View Single Post
  #2  
Old October 7th 07, 06:47 PM posted to rec.photo.digital
James Z
external usenet poster
 
Posts: 1
Default Nikon vs Canon and the whole dSLR thing

On Sun, 7 Oct 2007 09:28:24 -0700, "flambe" wrote:

I just returned from 3 weeks in Europe and Africa.
An informal impression is that Nikon dSLRs significantly outnumbered Canon
dSLRs on those of us touristos schlepping these heavy beasties. That really
surprised me as my impression has been that Canon outsells Nikon.
Most Nikon dSLRs had the 18-200 VR attached and were being carried by
Europeans.
Although I saw one older Japanese gentleman with an 800mm howitzer hanging
from his neck attached to his Canon.
I envied the lens but not the neck pain.
Despite my lifetime investment in higher end cameras and glass I am
seriously thinking that on my next trek I am only going to carry an image
stabilized long zoom EVF type that records in raw.
Who is going to see the pictures that most of us take anyway apart from
friends and family? Personally and aesthetically satisfying results can be
had without having to schlep pounds and pounds of gear . . .
It may be time to find my old Ebay account number and empty the closet.




You are not alone in this thinking and decision. I've read many threads in many
forums in the last few months with the same wave of thought.

The only reasons we bought SLRs was to be able to get accurate framing with the
through-the-lens viewfinder. Being able to see what the film will see,
especially important for macro photography. Also to get the increased ranges in
lenses that were eventually made available. The only reason we switched to 35mm
film was that film grain size decreased and ASA (ISO) ratings increased enough
to make it acceptable. Those advances made in the movie industry. (Don't most
people know that those sprocket holes on the sides of their 35mm film was
originally used to feed it through a movie-projector?) The only reason
interchangeable lens systems were made was because not enough zoom-range could
be fit into one single lens. Zoom lenses didn't even exist before then. You
usually had 3 lenses (if lucky), wide, normal, and short telephoto for
portraiture. Remember when a 210mm f.l. f/6.3 for an SLR was a WOW lens? This
was before multi-coating was invented, mind you. You were just happy to have
that much reach. All that flare only showed everyone how many lens elements you
had and how expensive your lens must be. You took pride in using that lens-flare
to your advantage. (Seen today as lens-flare editor plugins to try to recreate
the charming(?) defects from the "good ol' days".) People would laugh at that
today if it was promoted as a selling-point on a digital camera. Image quality,
while important, was more dependent on what film we happened to peel through the
back of the camera than the lens we could afford.

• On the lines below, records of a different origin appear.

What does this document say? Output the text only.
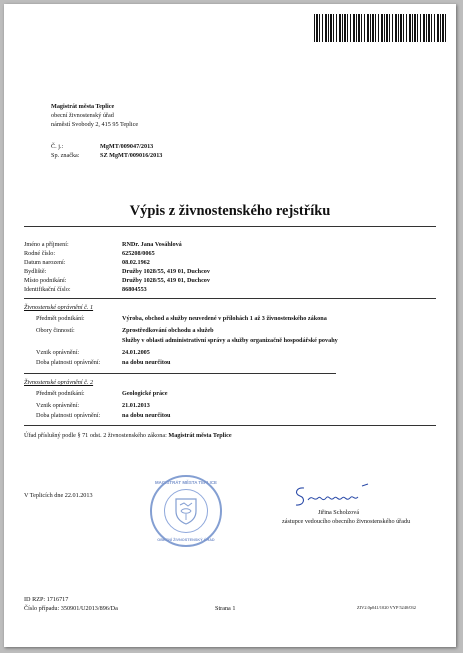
Magistrát města Teplice
obecní živnostenský úřad
náměstí Svobody 2, 415 95 Teplice
Č. j.:	MgMT/009047/2013
Sp. značka:	SZ MgMT/009016/2013
Výpis z živnostenského rejstříku
Jméno a příjmení:	RNDr. Jana Vosáhlová
Rodné číslo:	625208/0065
Datum narození:	08.02.1962
Bydliště:	Družby 1028/55, 419 01, Duchcov
Místo podnikání:	Družby 1028/55, 419 01, Duchcov
Identifikační číslo:	86804553
Živnostenské oprávnění č. 1
Předmět podnikání:	Výroba, obchod a služby neuvedené v přílohách 1 až 3 živnostenského zákona
Obory činností:	Zprostředkování obchodu a služeb
Služby v oblasti administrativní správy a služby organizačně hospodářské povahy
Vznik oprávnění:	24.01.2005
Doba platnosti oprávnění:	na dobu neurčitou
Živnostenské oprávnění č. 2
Předmět podnikání:	Geologické práce
Vznik oprávnění:	21.01.2013
Doba platnosti oprávnění:	na dobu neurčitou
Úřad příslušný podle § 71 odst. 2 živnostenského zákona: Magistrát města Teplice
V Teplicích dne 22.01.2013
MAGISTRÁT MĚSTA TEPLICE
OBECNÍ ŽIVNOSTENSKÝ ÚŘAD
Jiřina Scholzová
zástupce vedoucího obecního živnostenského úřadu
ID RZP: 1716717
Číslo případu: 350901/U2013/896/Da	Strana 1	ZIV2.0p041/1020 VYP 5240/032
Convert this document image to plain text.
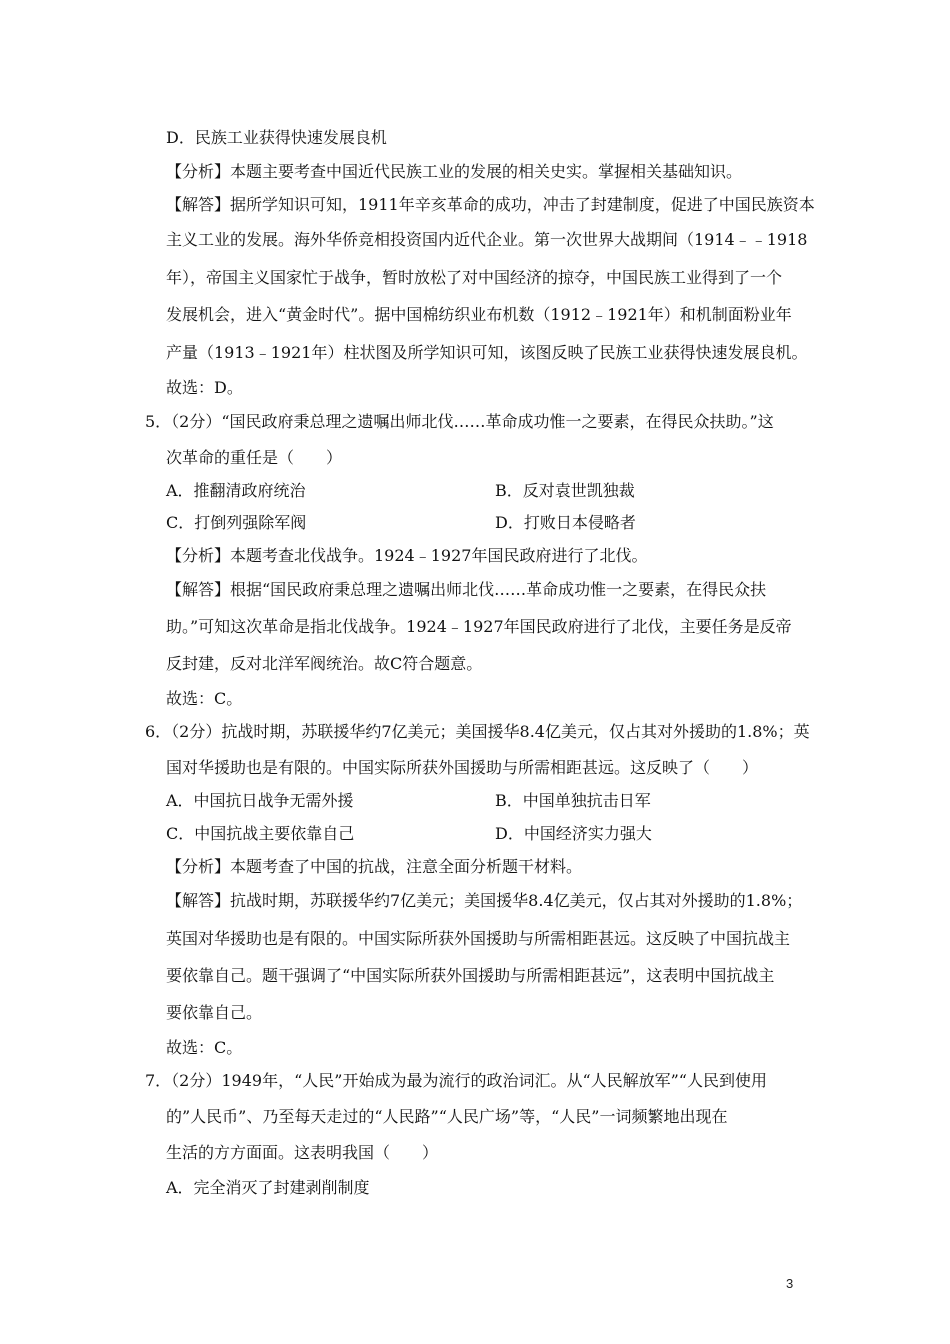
D．民族工业获得快速发展良机
【分析】本题主要考查中国近代民族工业的发展的相关史实。掌握相关基础知识。
【解答】据所学知识可知，1911年辛亥革命的成功，冲击了封建制度，促进了中国民族资本
主义工业的发展。海外华侨竞相投资国内近代企业。第一次世界大战期间（1914﹣﹣1918
年），帝国主义国家忙于战争，暂时放松了对中国经济的掠夺，中国民族工业得到了一个
发展机会，进入“黄金时代”。据中国棉纺织业布机数（1912﹣1921年）和机制面粉业年
产量（1913﹣1921年）柱状图及所学知识可知，该图反映了民族工业获得快速发展良机。
故选：D。
5．（2分）“国民政府秉总理之遗嘱出师北伐……革命成功惟一之要素，在得民众扶助。”这
次革命的重任是（　　）
A．推翻清政府统治	B．反对袁世凯独裁
C．打倒列强除军阀	D．打败日本侵略者
【分析】本题考查北伐战争。1924﹣1927年国民政府进行了北伐。
【解答】根据“国民政府秉总理之遗嘱出师北伐……革命成功惟一之要素，在得民众扶
助。”可知这次革命是指北伐战争。1924﹣1927年国民政府进行了北伐，主要任务是反帝
反封建，反对北洋军阀统治。故C符合题意。
故选：C。
6．（2分）抗战时期，苏联援华约7亿美元；美国援华8.4亿美元，仅占其对外援助的1.8%；英
国对华援助也是有限的。中国实际所获外国援助与所需相距甚远。这反映了（　　）
A．中国抗日战争无需外援	B．中国单独抗击日军
C．中国抗战主要依靠自己	D．中国经济实力强大
【分析】本题考查了中国的抗战，注意全面分析题干材料。
【解答】抗战时期，苏联援华约7亿美元；美国援华8.4亿美元，仅占其对外援助的1.8%；
英国对华援助也是有限的。中国实际所获外国援助与所需相距甚远。这反映了中国抗战主
要依靠自己。题干强调了“中国实际所获外国援助与所需相距甚远”，这表明中国抗战主
要依靠自己。
故选：C。
7．（2分）1949年，“人民”开始成为最为流行的政治词汇。从“人民解放军”“人民到使用
的”人民币”、乃至每天走过的“人民路”“人民广场”等，“人民”一词频繁地出现在
生活的方方面面。这表明我国（　　）
A．完全消灭了封建剥削制度
3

Before that we originally moved to SLRs for their smaller size and because we
didn't want to lug around that bellowed camera that didn't even allow us to
accurately see what was going to be on the film anymore, not since view-camera
days anyway. When it required a covered-wagon to haul everything needed to take
few dozen images per trip. It was always a matter of convenience and quality
plus versatility compromises. Today people are finding that we don't need the
interchangeable lenses anymore if enough zoom range comes all included in one
lens and the quality and light-grasp is kept high enough for our intended
purposes. You can get the quality plus the versatility that you need in a very
small compromise today. Nostalgia is nice, but not when it's holding you back.
Not many people today take a covered-wagon with three-dozen plates of glass and
all darkroom supplies to document their vacation, except as an interesting
exercise to experience true hardship firsthand. Why isn't the dSLR gang
clamoring for the return of the covered-wagon, view camera, flash-powder
explosions, and glass plates with film-grain large enough to see with the naked
eye? It was bigger, it cost more, it's more impressive, it must be better. :-)

What's that old saying? Don't live in the past, there's no future in it.

Remember holding next shot's flash-bulb in your mouth to wet the contacts before
putting it in the socket to make sure it would work? Then still keeping your
toes crossed (all fingers are in use, sorry) because you're not sure if it'll
fire this time? That was so much better than those silly and small xenon strobes
that they finally invented. I enjoyed picking the plastic-covered glass bits out
of my pockets after having sat down on 8 of them again. Yeah, give me that
again. I bet most people today don't even realize why it is called a "BULB"
shutter setting on their cameras and why, at one time, it was a required feature
to make the camera functional for flash photography.